The mall, which was less than 50% occupied by 2007, apparently never turned a profit. The Macerich Companies purchased the ailing center in 1999 and first floated a redevelopment plan in 2004 that would’ve replaced it with a large complex of offices, condominiums, and retail. The plan was met with opposition and scrapped. In 2007, Macerich proposed a more modest redevelopment plan that would tear the roof off the current center and convert it into an outdoor mall to anchor the southern end of the Third Street Mall. This plan is now moving forward and the mall was in the process of clearing out most of the tenants when these photos were taken in November 2007.

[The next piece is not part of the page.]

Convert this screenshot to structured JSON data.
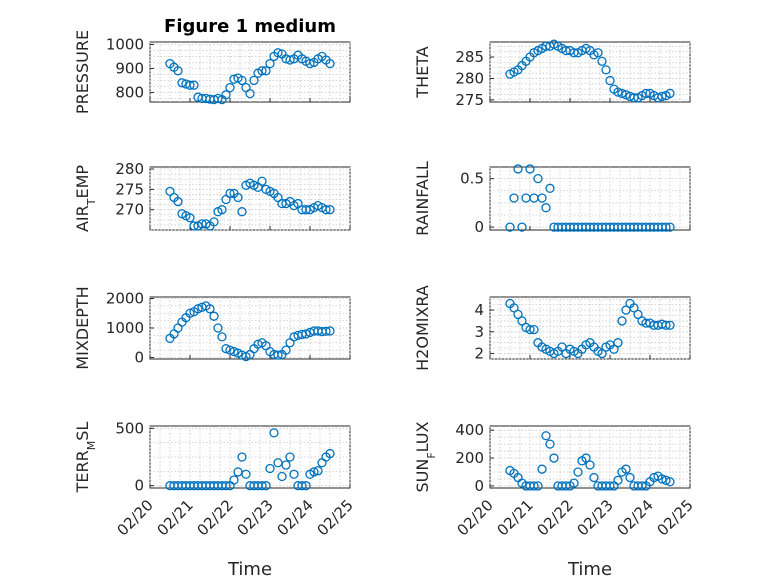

Santa Monica Place’s prime location is probably a big part of the reason this place is going to come down. Given the lively streetscape and near-perfect weather, it seems silly to force people inside to shop, when a superblock component to the existing downtown streetscape would probably be more successful. Plus, California has many fully outdoor “malls,” and it seems the plan is to turn good ol’ Santa Monica Place into one of them.
There’s another retail oddity just behind Santa Monica Place. This 1945 vintage Sears store is not part of the mall itself, but I thought it epitomized classic Art Deco California cool, and how Sears utilized some ancient logos (or simply just kept them up?) Either way, a neat find.